De onde vem nosso constante desejo de emagrecer

De onde vem nosso constante desejo de emagrecer

Somos seres ditados pela influência. Do berço ao último suspiro, somos afetados pelo que vemos e ouvimos. Portanto, não é de se estranhar os fenômenos sociais que acontecem hoje em dia. Se por um lado temos a obesidade, influenciada pelas propagandas, marcas e por todo conglomerado de fast-foods (que vai além das praças de alimentação e já chega nas prateleiras dos mercados), por outro, também temos o desejo de sempre emagrecer.

Esta última, curiosamente, também ditada por propagandas e marcas.
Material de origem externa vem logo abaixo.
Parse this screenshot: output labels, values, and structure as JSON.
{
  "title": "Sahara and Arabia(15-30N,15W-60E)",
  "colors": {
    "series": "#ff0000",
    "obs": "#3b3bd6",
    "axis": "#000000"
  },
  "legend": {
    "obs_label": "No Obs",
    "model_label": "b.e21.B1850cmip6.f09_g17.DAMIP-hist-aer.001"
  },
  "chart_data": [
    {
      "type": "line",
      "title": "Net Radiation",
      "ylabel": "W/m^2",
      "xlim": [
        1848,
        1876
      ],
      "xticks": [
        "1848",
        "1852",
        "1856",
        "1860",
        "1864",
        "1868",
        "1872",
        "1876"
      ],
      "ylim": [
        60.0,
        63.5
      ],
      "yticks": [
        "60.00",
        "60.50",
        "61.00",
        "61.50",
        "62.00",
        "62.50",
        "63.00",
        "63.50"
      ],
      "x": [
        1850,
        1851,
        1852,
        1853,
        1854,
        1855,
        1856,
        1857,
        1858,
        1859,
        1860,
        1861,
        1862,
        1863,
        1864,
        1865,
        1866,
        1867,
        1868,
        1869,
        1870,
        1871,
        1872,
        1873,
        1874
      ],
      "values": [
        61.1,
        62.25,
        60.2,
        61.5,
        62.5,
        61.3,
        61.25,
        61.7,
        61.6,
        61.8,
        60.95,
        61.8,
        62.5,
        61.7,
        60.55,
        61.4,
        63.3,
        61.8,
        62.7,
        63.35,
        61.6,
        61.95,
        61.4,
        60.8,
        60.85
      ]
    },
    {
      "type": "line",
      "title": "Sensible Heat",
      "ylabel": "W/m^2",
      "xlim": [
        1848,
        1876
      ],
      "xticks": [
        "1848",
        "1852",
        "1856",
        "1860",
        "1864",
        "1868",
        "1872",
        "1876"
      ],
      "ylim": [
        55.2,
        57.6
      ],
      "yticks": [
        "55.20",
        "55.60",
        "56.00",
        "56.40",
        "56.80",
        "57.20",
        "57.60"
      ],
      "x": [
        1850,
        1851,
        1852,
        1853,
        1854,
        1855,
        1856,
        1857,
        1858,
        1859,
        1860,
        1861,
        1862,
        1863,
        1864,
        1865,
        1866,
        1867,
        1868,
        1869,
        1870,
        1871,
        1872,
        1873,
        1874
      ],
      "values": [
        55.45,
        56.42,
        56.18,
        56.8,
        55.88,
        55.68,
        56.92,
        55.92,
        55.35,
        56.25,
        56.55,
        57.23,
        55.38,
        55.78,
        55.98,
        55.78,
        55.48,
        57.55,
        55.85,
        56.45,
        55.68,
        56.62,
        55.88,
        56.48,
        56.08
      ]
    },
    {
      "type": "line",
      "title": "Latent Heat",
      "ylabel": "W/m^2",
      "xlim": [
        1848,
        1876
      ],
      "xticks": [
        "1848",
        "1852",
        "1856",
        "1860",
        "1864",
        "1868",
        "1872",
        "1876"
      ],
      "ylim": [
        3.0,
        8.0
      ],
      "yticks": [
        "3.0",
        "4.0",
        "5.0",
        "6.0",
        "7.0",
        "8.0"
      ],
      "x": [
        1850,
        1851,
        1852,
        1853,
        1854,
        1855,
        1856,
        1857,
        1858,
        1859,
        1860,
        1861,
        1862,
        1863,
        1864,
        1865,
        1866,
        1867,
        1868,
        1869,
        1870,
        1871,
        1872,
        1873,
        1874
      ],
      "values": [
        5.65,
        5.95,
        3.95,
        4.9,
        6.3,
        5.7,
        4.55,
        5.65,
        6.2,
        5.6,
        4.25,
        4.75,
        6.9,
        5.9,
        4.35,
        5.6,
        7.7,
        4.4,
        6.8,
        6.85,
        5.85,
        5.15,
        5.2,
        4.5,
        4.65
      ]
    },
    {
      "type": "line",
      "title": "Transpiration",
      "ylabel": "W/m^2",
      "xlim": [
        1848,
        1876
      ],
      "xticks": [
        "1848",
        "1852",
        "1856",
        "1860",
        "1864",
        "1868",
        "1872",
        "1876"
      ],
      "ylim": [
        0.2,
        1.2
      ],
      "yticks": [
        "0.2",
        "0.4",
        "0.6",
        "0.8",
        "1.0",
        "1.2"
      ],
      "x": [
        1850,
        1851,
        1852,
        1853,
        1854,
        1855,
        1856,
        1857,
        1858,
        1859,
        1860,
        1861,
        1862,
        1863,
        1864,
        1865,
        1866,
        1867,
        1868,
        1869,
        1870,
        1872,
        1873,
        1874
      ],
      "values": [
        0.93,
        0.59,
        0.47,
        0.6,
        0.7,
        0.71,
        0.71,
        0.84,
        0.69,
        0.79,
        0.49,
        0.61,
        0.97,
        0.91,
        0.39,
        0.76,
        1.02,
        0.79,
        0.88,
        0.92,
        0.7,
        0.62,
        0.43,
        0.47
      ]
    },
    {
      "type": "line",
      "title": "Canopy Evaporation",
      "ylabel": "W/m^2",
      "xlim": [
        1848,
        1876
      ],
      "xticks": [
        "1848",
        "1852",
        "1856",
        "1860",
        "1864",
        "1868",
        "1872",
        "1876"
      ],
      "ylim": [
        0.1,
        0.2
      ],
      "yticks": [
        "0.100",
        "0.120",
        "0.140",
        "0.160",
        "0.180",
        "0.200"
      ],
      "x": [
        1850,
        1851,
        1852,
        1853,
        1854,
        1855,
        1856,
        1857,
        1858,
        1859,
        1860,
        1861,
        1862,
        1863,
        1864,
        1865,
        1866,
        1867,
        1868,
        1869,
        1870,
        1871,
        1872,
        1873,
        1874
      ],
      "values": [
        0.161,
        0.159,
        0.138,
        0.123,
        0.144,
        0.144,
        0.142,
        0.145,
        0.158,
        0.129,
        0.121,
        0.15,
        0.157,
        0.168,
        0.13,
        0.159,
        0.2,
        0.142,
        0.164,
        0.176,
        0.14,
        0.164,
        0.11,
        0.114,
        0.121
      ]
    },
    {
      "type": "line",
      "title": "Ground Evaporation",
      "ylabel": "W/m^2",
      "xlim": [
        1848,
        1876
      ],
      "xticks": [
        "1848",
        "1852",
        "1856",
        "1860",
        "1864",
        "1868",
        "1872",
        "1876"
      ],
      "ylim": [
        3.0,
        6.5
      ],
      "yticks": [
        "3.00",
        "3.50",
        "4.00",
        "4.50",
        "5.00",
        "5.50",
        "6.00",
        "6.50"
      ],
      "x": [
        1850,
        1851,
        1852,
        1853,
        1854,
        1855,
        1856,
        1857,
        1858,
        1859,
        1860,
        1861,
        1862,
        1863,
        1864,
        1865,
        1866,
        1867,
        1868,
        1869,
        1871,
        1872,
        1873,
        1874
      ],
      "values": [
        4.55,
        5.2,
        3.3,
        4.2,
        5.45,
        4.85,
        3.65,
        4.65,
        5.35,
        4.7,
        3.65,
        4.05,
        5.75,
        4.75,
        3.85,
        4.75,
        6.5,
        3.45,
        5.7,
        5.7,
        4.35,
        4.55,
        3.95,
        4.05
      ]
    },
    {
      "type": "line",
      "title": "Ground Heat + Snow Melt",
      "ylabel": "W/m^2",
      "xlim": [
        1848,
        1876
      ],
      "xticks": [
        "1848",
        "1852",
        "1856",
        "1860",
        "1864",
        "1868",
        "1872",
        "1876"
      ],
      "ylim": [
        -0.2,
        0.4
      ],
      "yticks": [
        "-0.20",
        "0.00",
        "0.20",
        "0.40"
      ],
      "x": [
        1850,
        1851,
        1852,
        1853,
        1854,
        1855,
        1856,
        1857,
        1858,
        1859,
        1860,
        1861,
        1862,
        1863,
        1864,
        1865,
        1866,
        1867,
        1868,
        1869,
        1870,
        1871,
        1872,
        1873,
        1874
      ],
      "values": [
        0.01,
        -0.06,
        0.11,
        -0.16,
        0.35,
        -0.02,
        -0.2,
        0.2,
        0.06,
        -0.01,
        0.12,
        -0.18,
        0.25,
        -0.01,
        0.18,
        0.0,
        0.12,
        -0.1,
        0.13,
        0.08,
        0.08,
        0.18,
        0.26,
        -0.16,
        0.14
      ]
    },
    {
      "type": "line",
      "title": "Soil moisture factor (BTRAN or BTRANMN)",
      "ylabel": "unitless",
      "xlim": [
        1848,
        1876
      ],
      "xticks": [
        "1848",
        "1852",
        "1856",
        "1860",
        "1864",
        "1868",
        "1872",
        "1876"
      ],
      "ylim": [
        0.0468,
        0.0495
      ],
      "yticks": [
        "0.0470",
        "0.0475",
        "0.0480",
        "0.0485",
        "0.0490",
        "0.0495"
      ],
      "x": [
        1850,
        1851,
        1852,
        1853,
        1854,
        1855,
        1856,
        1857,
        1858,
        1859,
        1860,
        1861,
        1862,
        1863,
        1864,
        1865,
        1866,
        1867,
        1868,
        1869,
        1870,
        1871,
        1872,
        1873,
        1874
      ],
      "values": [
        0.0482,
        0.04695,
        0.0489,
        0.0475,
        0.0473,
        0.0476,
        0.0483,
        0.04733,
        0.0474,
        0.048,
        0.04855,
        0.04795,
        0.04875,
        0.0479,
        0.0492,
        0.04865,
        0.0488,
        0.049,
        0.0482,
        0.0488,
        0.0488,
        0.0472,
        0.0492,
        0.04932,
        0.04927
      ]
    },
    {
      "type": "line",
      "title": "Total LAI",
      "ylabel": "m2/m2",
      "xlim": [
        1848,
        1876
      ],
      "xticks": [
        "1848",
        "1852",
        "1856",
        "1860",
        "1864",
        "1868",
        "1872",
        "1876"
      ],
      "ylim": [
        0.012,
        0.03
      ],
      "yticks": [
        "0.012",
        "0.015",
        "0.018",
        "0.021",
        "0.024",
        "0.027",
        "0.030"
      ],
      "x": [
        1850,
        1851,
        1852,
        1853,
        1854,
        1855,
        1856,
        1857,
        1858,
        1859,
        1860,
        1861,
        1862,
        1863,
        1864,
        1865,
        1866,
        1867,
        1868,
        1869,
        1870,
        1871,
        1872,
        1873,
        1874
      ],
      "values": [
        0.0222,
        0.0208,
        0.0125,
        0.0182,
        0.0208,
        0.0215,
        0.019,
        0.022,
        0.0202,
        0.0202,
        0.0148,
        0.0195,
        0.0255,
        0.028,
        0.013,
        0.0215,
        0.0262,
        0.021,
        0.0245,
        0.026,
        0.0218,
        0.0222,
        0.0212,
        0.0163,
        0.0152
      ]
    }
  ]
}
De tanto sofrermos essas imposições subjetivas, nos sentimos alvo da própria ideia de beleza que marcas, propagandas e por vezes produtos culturais, definem: corpo sarado, cabelo bonito, unhas bem feitas e etc.
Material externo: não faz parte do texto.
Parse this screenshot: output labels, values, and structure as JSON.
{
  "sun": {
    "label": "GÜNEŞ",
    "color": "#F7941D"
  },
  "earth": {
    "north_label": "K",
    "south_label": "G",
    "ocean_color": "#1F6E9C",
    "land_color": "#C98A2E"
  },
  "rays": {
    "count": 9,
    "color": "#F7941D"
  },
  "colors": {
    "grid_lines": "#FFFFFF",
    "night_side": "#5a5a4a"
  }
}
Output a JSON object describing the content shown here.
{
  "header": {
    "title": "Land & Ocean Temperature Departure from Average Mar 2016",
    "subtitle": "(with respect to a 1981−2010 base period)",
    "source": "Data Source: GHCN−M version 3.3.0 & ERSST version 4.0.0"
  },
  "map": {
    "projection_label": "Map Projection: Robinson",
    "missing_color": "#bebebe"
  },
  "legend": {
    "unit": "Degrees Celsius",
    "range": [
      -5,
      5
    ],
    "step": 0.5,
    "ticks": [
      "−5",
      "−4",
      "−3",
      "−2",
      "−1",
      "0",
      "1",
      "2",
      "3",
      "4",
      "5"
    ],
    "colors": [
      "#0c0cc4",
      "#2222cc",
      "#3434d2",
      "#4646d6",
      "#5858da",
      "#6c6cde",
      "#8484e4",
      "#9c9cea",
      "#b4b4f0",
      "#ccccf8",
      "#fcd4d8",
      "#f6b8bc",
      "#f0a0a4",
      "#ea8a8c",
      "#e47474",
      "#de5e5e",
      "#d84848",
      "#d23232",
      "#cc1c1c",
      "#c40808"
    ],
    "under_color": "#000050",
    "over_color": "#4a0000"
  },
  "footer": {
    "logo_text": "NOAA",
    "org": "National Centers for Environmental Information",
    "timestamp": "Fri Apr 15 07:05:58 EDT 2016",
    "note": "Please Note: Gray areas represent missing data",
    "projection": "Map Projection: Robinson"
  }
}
Com a autoestima abalada, procuramos por resultados e, geralmente, o que conseguimos são as consequências.

A busca para emagrecer, ou “Eu, meu pior rival

Com esses dois extremos tão próximos um do outro, a obesidade influenciada aqui, o emagrecimento empurrado lá, acabamos adotando nós mesmos como rivais. Com mente e corpo dessincronizados, agimos por impulso. Experimentamos dietas mirabolantes ou nos submetemos a uma rotina de exercícios que nunca antes experimentamos.

O resultado? Geralmente falha.

E descontamos isso onde? Isso mesmo, na comida. Dessa forma, entramos em uma espécie de ciclo vicioso que parte da frustração e termina na frustração em dobro.

Isso vale especialmente para os jovens.

As meninas adolescentes, atoladas por imagens surreais de corpos perfeitos, se submetem às demandas de uma rotina nada saudável. Ou, às vezes, até a medidas drásticas, como cirurgias plásticas ou procedimentos estéticos.

Os garotos adolescentes, vítimas de quase o mesmo efeito que as moças, sentem-se necessidade de fazer parte do culto ao corpo, de terem aquela experiência. Por isso, apelam logo cedo para jornadas em academias, transformando seu corpo de uma forma nada recomendável para suas idades.

Os efeitos disso no corpo, saúde e mente são devastadores. A dismorfia corporal (nome do efeito que acontece em pessoas que não se veem de forma realista ao encararem o espelho), por vezes tratada como frescura, é muito mais que parece, mas sim um sintoma de depressão severa.

Então, o que começou como certa admiração pela modelo tal, cantor ou atriz, torna-se objetivo de vida. Errado? Claro que não. É totalmente normal ter uma referência, especialmente quando se fala em saúde. O problema são os métodos adotados e suas consequências.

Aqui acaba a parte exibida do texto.